When you’ve got troubles, nothing beats stepping back and getting a long-range perspective. In this case, from more than 30 million miles away.

This month three countries plan to send probes to explore Mars, the opening salvo in a space race to the red planet that looks as if it will continue for years to come. The Hope Probe – a project of the United Arab Emirates and the first effort of an Arab nation to visit another planet – is scheduled for launch July 15. China’s Tianwen-1 goes next, sometime between July 20 and July 25. It will be that country’s first visit to the planet. 

The United States, after several delays, plans its launch for July 30, its fifth mission to Mars. 

Russia and the European Union are expected to join this new Mars explorers’ club in a couple of years. India and Japan are planning trips after that. 

Mars beckons in part because it could answer a big question: Are humans alone in the universe? Over its history the planet has shown intriguing potential for life, including, at least at one time, the presence of water. If any life has ever existed there, how likely then is the possibility for life anywhere in a universe filled with uncounted planets?

Mars has long been a fascination – and an intriguing distraction – for humanity. As European relations grew tense and World War I approached a century ago, astronomer William Pickering peered through his telescope and described what he saw as changing weather systems on Mars, which he imaged as a vast wilderness. 

To Pickering, the planet was almost a refuge, “free of suffering and injustice and of difficulty,” points out Sarah Stewart Johnson in her new book “The Sirens of Mars: Searching for Life on Another World.” It was a place “free from all of the horrible things that were happening in his world, on his planet.”

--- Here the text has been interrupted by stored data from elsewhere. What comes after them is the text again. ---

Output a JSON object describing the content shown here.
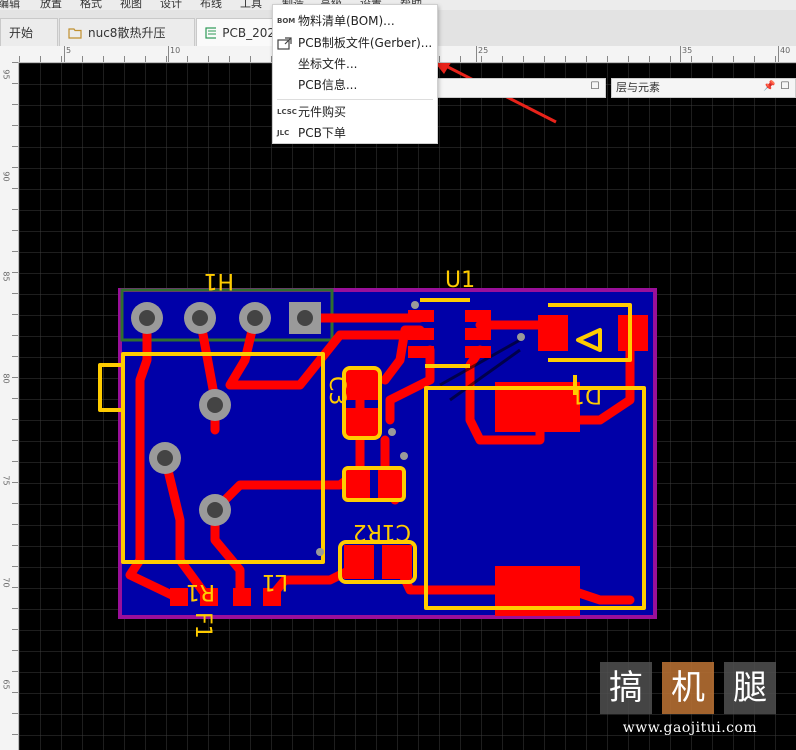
{
  "menubar": [
    "编辑",
    "放置",
    "格式",
    "视图",
    "设计",
    "布线",
    "工具",
    "制造",
    "高级",
    "设置",
    "帮助"
  ],
  "tabs": [
    {
      "label": "开始"
    },
    {
      "label": "nuc8散热升压"
    },
    {
      "label": "PCB_202"
    }
  ],
  "ruler_h": [
    "5",
    "10",
    "25",
    "35",
    "40"
  ],
  "ruler_v": [
    "95",
    "90",
    "85",
    "80",
    "75",
    "70",
    "65"
  ],
  "panels": {
    "layers_title": "层与元素"
  },
  "menu": {
    "items": [
      {
        "icon": "BOM",
        "label": "物料清单(BOM)..."
      },
      {
        "icon": "gerber",
        "label": "PCB制板文件(Gerber)..."
      },
      {
        "icon": "",
        "label": "坐标文件..."
      },
      {
        "icon": "",
        "label": "PCB信息..."
      },
      {
        "icon": "LCSC",
        "label": "元件购买"
      },
      {
        "icon": "JLC",
        "label": "PCB下单"
      }
    ]
  },
  "pcb": {
    "designators": [
      "H1",
      "U1",
      "C3",
      "R2",
      "R1",
      "F1",
      "D1",
      "L1",
      "C1"
    ]
  },
  "watermark": {
    "chars": [
      "搞",
      "机",
      "腿"
    ],
    "url": "www.gaojitui.com"
  },
  "colors": {
    "board_fill": "#0000a8",
    "copper": "#ff0000",
    "silk": "#ffcc00",
    "outline": "#9a0f9a",
    "h1_silk": "#2f6f2f",
    "arrow": "#e8231a"
  }
}
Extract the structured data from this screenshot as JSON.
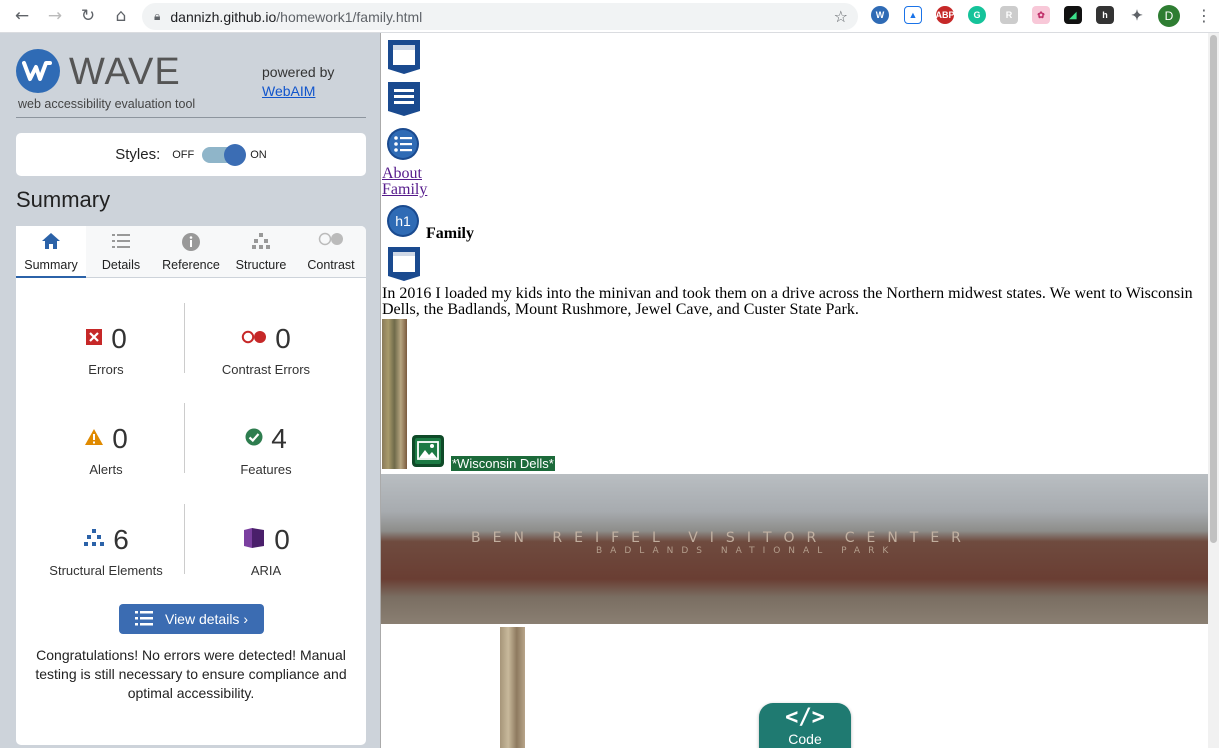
{
  "browser": {
    "url_host": "dannizh.github.io",
    "url_path": "/homework1/family.html",
    "profile_initial": "D"
  },
  "wave": {
    "title": "WAVE",
    "subtitle": "web accessibility evaluation tool",
    "powered_by": "powered by",
    "webaim_link": "WebAIM",
    "styles_label": "Styles:",
    "styles_off": "OFF",
    "styles_on": "ON",
    "summary_heading": "Summary",
    "tabs": [
      {
        "label": "Summary",
        "icon": "home-icon"
      },
      {
        "label": "Details",
        "icon": "list-icon"
      },
      {
        "label": "Reference",
        "icon": "info-icon"
      },
      {
        "label": "Structure",
        "icon": "hierarchy-icon"
      },
      {
        "label": "Contrast",
        "icon": "contrast-icon"
      }
    ],
    "stats": [
      {
        "label": "Errors",
        "value": "0",
        "icon": "error-icon"
      },
      {
        "label": "Contrast Errors",
        "value": "0",
        "icon": "contrast-error-icon"
      },
      {
        "label": "Alerts",
        "value": "0",
        "icon": "alert-icon"
      },
      {
        "label": "Features",
        "value": "4",
        "icon": "feature-icon"
      },
      {
        "label": "Structural Elements",
        "value": "6",
        "icon": "structure-icon"
      },
      {
        "label": "ARIA",
        "value": "0",
        "icon": "aria-icon"
      }
    ],
    "view_details": "View details ›",
    "congrats": "Congratulations! No errors were detected! Manual testing is still necessary to ensure compliance and optimal accessibility."
  },
  "page": {
    "nav_links": [
      "About",
      "Family"
    ],
    "heading": "Family",
    "h1_badge": "h1",
    "paragraph": "In 2016 I loaded my kids into the minivan and took them on a drive across the Northern midwest states. We went to Wisconsin Dells, the Badlands, Mount Rushmore, Jewel Cave, and Custer State Park.",
    "alt_text": "*Wisconsin Dells*",
    "sign_line1": "BEN REIFEL VISITOR CENTER",
    "sign_line2": "BADLANDS NATIONAL PARK",
    "code_label": "Code",
    "code_icon": "</>"
  },
  "colors": {
    "wave_blue": "#2f6bb5",
    "sidebar_bg": "#cdd3da",
    "feature_green": "#1c6a3a",
    "code_teal": "#1f7a71"
  }
}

But even as telescopic views improved, astronomers’ frustration grew: If only they could get a closer, better look. That finally happened in the last half-century as space probes began plunking the Martian surface, sending back data, including photos. The car-sized American rover Curiosity – named by then 12-year-old Clara Ma after a national essay competition – has been wandering the planet since 2012, and continues to explore it.

For the United Arab Emirates and China, visiting Mars means gaining scientific stature back on Earth. For the U.S. it means maintaining its prominent role in space exploration. Each of the missions will advance human knowledge. 

The U.S. rover, named Perseverance, for example, will include a robotic helicopter that will test what it’s like to fly in the Martian atmosphere and, it is hoped, serve as a scout for the rover. Perseverance will also collect rock and soil samples that some future mission would be able to return to Earth.

This flurry of exploration sets the stage for the ultimate Mars endeavor: putting humans on the red planet. That goal remains a couple of decades away at least, U.S. researchers say.

But a visit to the moon by humans once seemed unthinkable. Now Mars is coming ever closer in thought.